Many children I had the chance to meet have faced abuse, abandonment, trauma and loss. I found it inspiring and uplifting that the children greeted us with smiling faces and excitement at every ghar, despite the great adversities they’d experienced. Without fail, we were treated to jokes, dancing and singing performances, teasing about our accents and inquisitive questions about the project work.
Whenever we brought snacks for the children, they always demanded that they be able to share some with us as well. This kindness and enthusiasm is unceasing, even as each child struggles to find a place in their ghar, keep up with schoolwork and work through mental health issues.

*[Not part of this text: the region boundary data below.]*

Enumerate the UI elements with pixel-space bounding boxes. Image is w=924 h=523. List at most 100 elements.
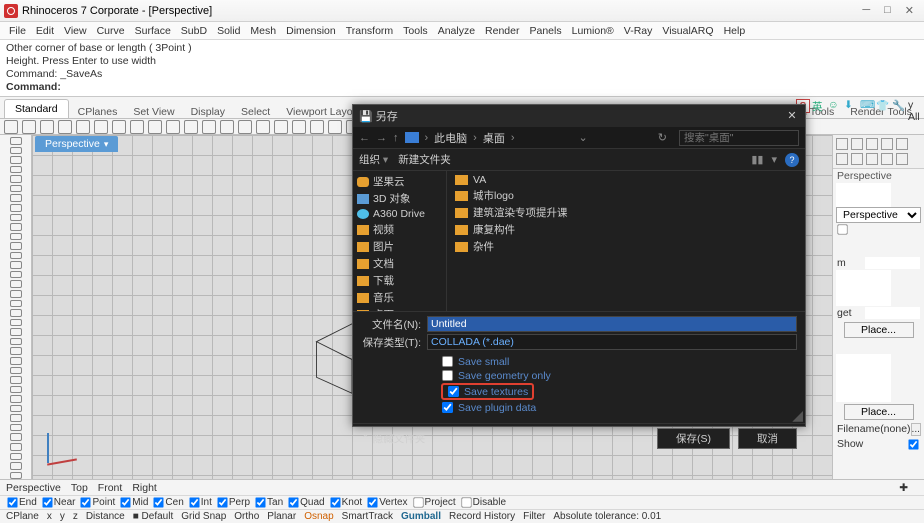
toolbar-icon[interactable] xyxy=(292,120,306,134)
panel-val[interactable]: -9.444 xyxy=(836,354,891,366)
panel-val[interactable]: 276.437 xyxy=(836,294,891,306)
toolbar-icon[interactable] xyxy=(310,120,324,134)
menu-visualarq[interactable]: VisualARQ xyxy=(657,25,718,37)
folder-tree[interactable]: 坚果云3D 对象A360 Drive视频图片文档下载音乐桌面 xyxy=(353,171,447,311)
menu-help[interactable]: Help xyxy=(719,25,751,37)
tool-icon[interactable] xyxy=(10,261,22,269)
search-input[interactable] xyxy=(679,130,799,146)
menu-v-ray[interactable]: V-Ray xyxy=(619,25,658,37)
panel-icon[interactable] xyxy=(866,153,878,165)
tool-icon[interactable] xyxy=(10,166,22,174)
cancel-button[interactable]: 取消 xyxy=(738,428,797,449)
panel-val[interactable]: 22.611 xyxy=(836,366,891,378)
file-list[interactable]: VA城市logo建筑渲染专项提升课康复构件杂件 xyxy=(447,171,805,311)
menu-surface[interactable]: Surface xyxy=(130,25,176,37)
nav-up-icon[interactable]: ↑ xyxy=(393,132,399,144)
panel-icon[interactable] xyxy=(881,138,893,150)
st-history[interactable]: Record History xyxy=(449,511,515,522)
tool-icon[interactable] xyxy=(10,453,22,461)
tool-icon[interactable] xyxy=(10,414,22,422)
tool-icon[interactable] xyxy=(10,204,22,212)
st-filter[interactable]: Filter xyxy=(523,511,545,522)
st-ortho[interactable]: Ortho xyxy=(234,511,259,522)
toolbar-icon[interactable] xyxy=(58,120,72,134)
toolbar-icon[interactable] xyxy=(130,120,144,134)
browse-button[interactable]: ... xyxy=(911,423,921,436)
resize-grip[interactable]: ◢ xyxy=(792,407,803,424)
panel-val[interactable]: -386.218 xyxy=(836,282,891,294)
toolbar-icon[interactable] xyxy=(256,120,270,134)
panel-val[interactable]: -5.005 xyxy=(836,378,891,390)
minimize-icon[interactable]: ─ xyxy=(862,4,870,17)
osnap-mid-check[interactable] xyxy=(121,497,131,507)
tool-icon[interactable] xyxy=(10,233,22,241)
tool-icon[interactable] xyxy=(10,405,22,413)
tool-icon[interactable] xyxy=(10,376,22,384)
viewport-tab-right[interactable]: Right xyxy=(132,482,157,494)
st-gumball[interactable]: Gumball xyxy=(401,511,441,522)
panel-icon[interactable] xyxy=(851,153,863,165)
tree-item[interactable]: 视频 xyxy=(355,221,444,238)
viewport-tab[interactable]: Perspective xyxy=(35,136,118,152)
menu-mesh[interactable]: Mesh xyxy=(245,25,281,37)
menu-analyze[interactable]: Analyze xyxy=(433,25,480,37)
toolbar-icon[interactable] xyxy=(202,120,216,134)
osnap-tan-check[interactable] xyxy=(255,497,265,507)
toolbar-icon[interactable] xyxy=(148,120,162,134)
tool-icon[interactable] xyxy=(10,309,22,317)
save-opt-checkbox[interactable] xyxy=(448,386,459,397)
tab-standard[interactable]: Standard xyxy=(4,99,69,118)
breadcrumb-drop-icon[interactable]: ⌄ xyxy=(579,131,588,144)
ime-kbd-icon[interactable]: ⌨ xyxy=(860,99,874,113)
tool-icon[interactable] xyxy=(10,185,22,193)
tool-icon[interactable] xyxy=(10,338,22,346)
tool-icon[interactable] xyxy=(10,328,22,336)
panel-icon[interactable] xyxy=(851,138,863,150)
ime-lang-icon[interactable]: 英 xyxy=(812,99,826,113)
tab-display[interactable]: Display xyxy=(183,103,233,121)
osnap-cen-check[interactable] xyxy=(154,497,164,507)
tool-icon[interactable] xyxy=(10,223,22,231)
tool-icon[interactable] xyxy=(10,242,22,250)
osnap-knot-check[interactable] xyxy=(330,497,340,507)
tree-item[interactable]: 坚果云 xyxy=(355,173,444,190)
refresh-icon[interactable]: ↻ xyxy=(652,131,673,144)
maximize-icon[interactable]: □ xyxy=(884,4,891,17)
menu-subd[interactable]: SubD xyxy=(176,25,212,37)
tool-icon[interactable] xyxy=(10,137,22,145)
viewport-tab-perspective[interactable]: Perspective xyxy=(6,482,61,494)
tab-add-icon[interactable]: ✚ xyxy=(899,482,908,494)
breadcrumb-desktop[interactable]: 桌面 xyxy=(483,130,505,146)
toolbar-icon[interactable] xyxy=(76,120,90,134)
save-opt-checkbox[interactable] xyxy=(442,402,453,413)
tab-select[interactable]: Select xyxy=(233,103,278,121)
menu-file[interactable]: File xyxy=(4,25,31,37)
file-item[interactable]: 杂件 xyxy=(453,238,799,255)
st-layer[interactable]: ■ Default xyxy=(133,511,174,522)
menu-view[interactable]: View xyxy=(59,25,92,37)
file-item[interactable]: 康复构件 xyxy=(453,221,799,238)
tool-icon[interactable] xyxy=(10,156,22,164)
st-gridsnap[interactable]: Grid Snap xyxy=(181,511,226,522)
tool-icon[interactable] xyxy=(10,252,22,260)
menu-transform[interactable]: Transform xyxy=(341,25,398,37)
tree-item[interactable]: 桌面 xyxy=(355,306,444,311)
toolbar-icon[interactable] xyxy=(40,120,54,134)
menu-curve[interactable]: Curve xyxy=(92,25,130,37)
toolbar-icon[interactable] xyxy=(220,120,234,134)
st-planar[interactable]: Planar xyxy=(267,511,296,522)
breadcrumb-pc[interactable]: 此电脑 xyxy=(434,130,467,146)
ime-mic-icon[interactable]: ⬇ xyxy=(844,99,858,113)
place-button[interactable]: Place... xyxy=(844,404,914,420)
tool-icon[interactable] xyxy=(10,472,22,480)
menu-render[interactable]: Render xyxy=(480,25,524,37)
osnap-near-check[interactable] xyxy=(42,497,52,507)
view-icon[interactable]: ▮▮ xyxy=(751,153,763,167)
ime-icon[interactable]: 🔧 xyxy=(892,99,906,113)
tool-icon[interactable] xyxy=(10,175,22,183)
tree-item[interactable]: A360 Drive xyxy=(355,207,444,221)
toolbar-icon[interactable] xyxy=(238,120,252,134)
filetype-select[interactable] xyxy=(427,334,797,350)
panel-icon[interactable] xyxy=(896,153,908,165)
toolbar-icon[interactable] xyxy=(22,120,36,134)
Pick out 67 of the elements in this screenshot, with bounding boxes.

One seventeen-year-old girl, anxious about her future and on the verge of graduating from Udayan Care, told me that if she could change one thing about the past, it would be that she did not lose her parents. After a moment of contemplation, however, she revised this statement and said that she would not change anything; in the end, all of her past experiences had led her to her Udayan family.
I was amazed that even after such heartbreak, she was able to make the best of her situation. I will forever admire that in the face of a difficult past, imposing present and uncertain future, the Udayan children remain resilient and courageous.
One of my first interviews was with a nine-year-old boy whose parents had never sent him to school. In fact, many children in Udayan Care did not have the chance to attend school until they became part of the Udayan family. Despite this late start, Udayan Care’s cultural commitment to scholarship and providing opportunities has allowed its children to follow their dreams, seek higher education, and live independently as adults.
During my interviews with Udayan Care alumni, I was surprised and moved to learn that many found no trouble during the transition from living in the Udayan Ghars to independence as adults, possibly because of the confidence and knowledge they gained while living with Udayan Care. In response to the question, “What do you hope to accomplish within the next five years?” even more said that they hoped to give back to the organization that raised them. In this way, empowered by a committed child care organization, children and alumni seek opportunities to empower others.
Since I returned home almost a month ago, the question I’ve received most from friends and family has been, “What was the best part of your summer in India?” I answer without hesitation every time—the best part of my summer was meeting and learning from all of the Udayan children. I admire their strength in the face of hardship, their commitment to education, and the loyalty they feel towards their Udayan family.
I look forward to returning to Duke this semester so that I can begin analyzing our mountains of data, and hopefully start to repay Udayan Care and its children for all that they have taught me this summer.
"House Rules" painted on a wall of the Udayan home in Gurgaon.
My favorite is the last one, "Break these rules once in a while."
Our team L to R: Riti Chandrashekhar, Namratha Atluri ’19, Anika Agarwal ’19,
Dr. Kiran Modi (Founder and Managing Trustee of Udayan Care), Saikiran Gudla ’18, and Mounika Pogula ’18.